Projects on former PSD land include the Allina Medical Clinic, the Midwest Medical Examiner’s office and the NAU Insurance Company,
The company currently owns 22 undeveloped acres in the COR, including a parcel it plans to sell to Northgate Church.
“One of the most difficult things for development right now is that banks don’t like construction loans because too much can happen,” Deal said.
While the company is getting interest on properties it owns in Savage and Alexandria, there is not a lot of interest in COR property, he said.
It is easier for Landform to push projects because it is in the front line as a city representative, said Matt Kuker, PSD assistant manager.
The bad publicity the city has received on its council and the COR project has also impacted at least one PSD sale.
One company walked away and gave the council’s dysfunction as the reason, according to Deal.
“Companies are a little afraid to jump because of all the bad publicity,” Deal said.
The Armstrong Boulevard overpass needs to be done for the COR to spark development, he said.
Big box businesses have told him not to call until after the interchange is in, he said.
There is also the safety issues caused by the rail line, Kuker said.
Deal said the city needs to employ a transportation expert, such as it had when it hired Elwyn Tinklenberg to work on the rail station funding.

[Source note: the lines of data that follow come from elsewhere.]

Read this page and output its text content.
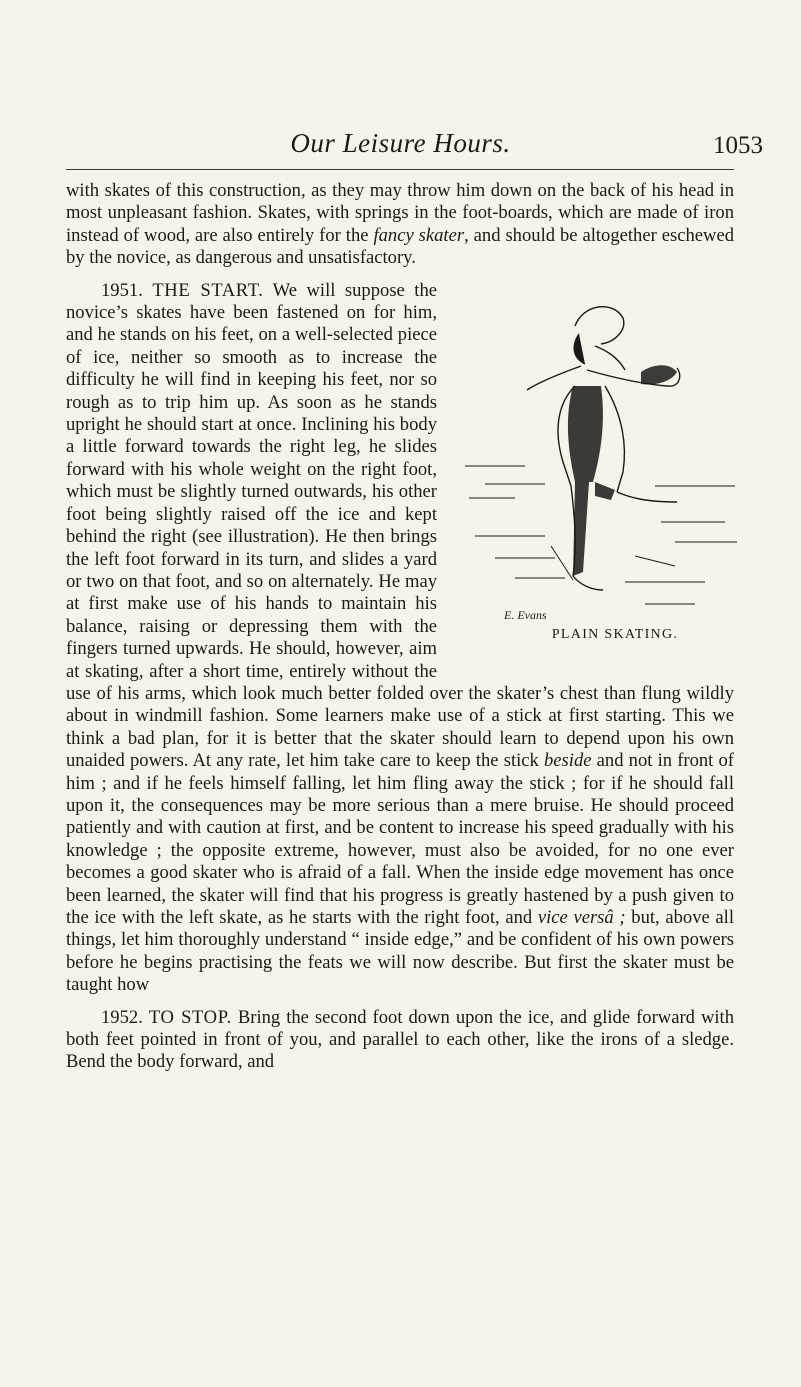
Our Leisure Hours.	1053

with skates of this construction, as they may throw him down on the back of his head in most unpleasant fashion. Skates, with springs in the foot-boards, which are made of iron instead of wood, are also entirely for the fancy skater, and should be altogether eschewed by the novice, as dangerous and unsatisfactory.

1951. THE START.
E. Evans
PLAIN SKATING.
We will suppose the novice’s skates have been fastened on for him, and he stands on his feet, on a well-selected piece of ice, neither so smooth as to increase the difficulty he will find in keeping his feet, nor so rough as to trip him up. As soon as he stands upright he should start at once. Inclining his body a little forward towards the right leg, he slides forward with his whole weight on the right foot, which must be slightly turned outwards, his other foot being slightly raised off the ice and kept behind the right (see illustration). He then brings the left foot forward in its turn, and slides a yard or two on that foot, and so on alternately. He may at first make use of his hands to maintain his balance, raising or depressing them with the fingers turned upwards. He should, however, aim at skating, after a short time, entirely without the use of his arms, which look much better folded over the skater’s chest than flung wildly about in windmill fashion. Some learners make use of a stick at first starting. This we think a bad plan, for it is better that the skater should learn to depend upon his own unaided powers. At any rate, let him take care to keep the stick beside and not in front of him ; and if he feels himself falling, let him fling away the stick ; for if he should fall upon it, the consequences may be more serious than a mere bruise. He should proceed patiently and with caution at first, and be content to increase his speed gradually with his knowledge ; the opposite extreme, however, must also be avoided, for no one ever becomes a good skater who is afraid of a fall. When the inside edge movement has once been learned, the skater will find that his progress is greatly hastened by a push given to the ice with the left skate, as he starts with the right foot, and vice versâ ; but, above all things, let him thoroughly understand “ inside edge,” and be confident of his own powers before he begins practising the feats we will now describe. But first the skater must be taught how

1952. TO STOP. Bring the second foot down upon the ice, and glide forward with both feet pointed in front of you, and parallel to each other, like the irons of a sledge. Bend the body forward, and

Kuker is concerned how the city is using the COR’s tax increment financing (TIF), he said.
“As a whole, we feel the TIF funds are eroding very fast. TIF should really be to draw jobs in the area,” Kuker said.
The city’s COR TIF, which is estimated to generate $185,708,929, was created for infrastructure, such as roads, as well as development incentives, such as was used for the Flaherty and Collins project, according to Diana Lund, Ramsey finance director.
As a retailer in the COR, Coborn’s manager Vicki Wredberg does not see a lot happening in the project.
Coborn’s has seen a 5 percent increase in its customer base every year, at least until the Sunwood Drive project stalled the growth, she said.
The COR needs to continue to bring in more people and business, but there is not much going on beyond the SuperAmerica project, Wredberg said.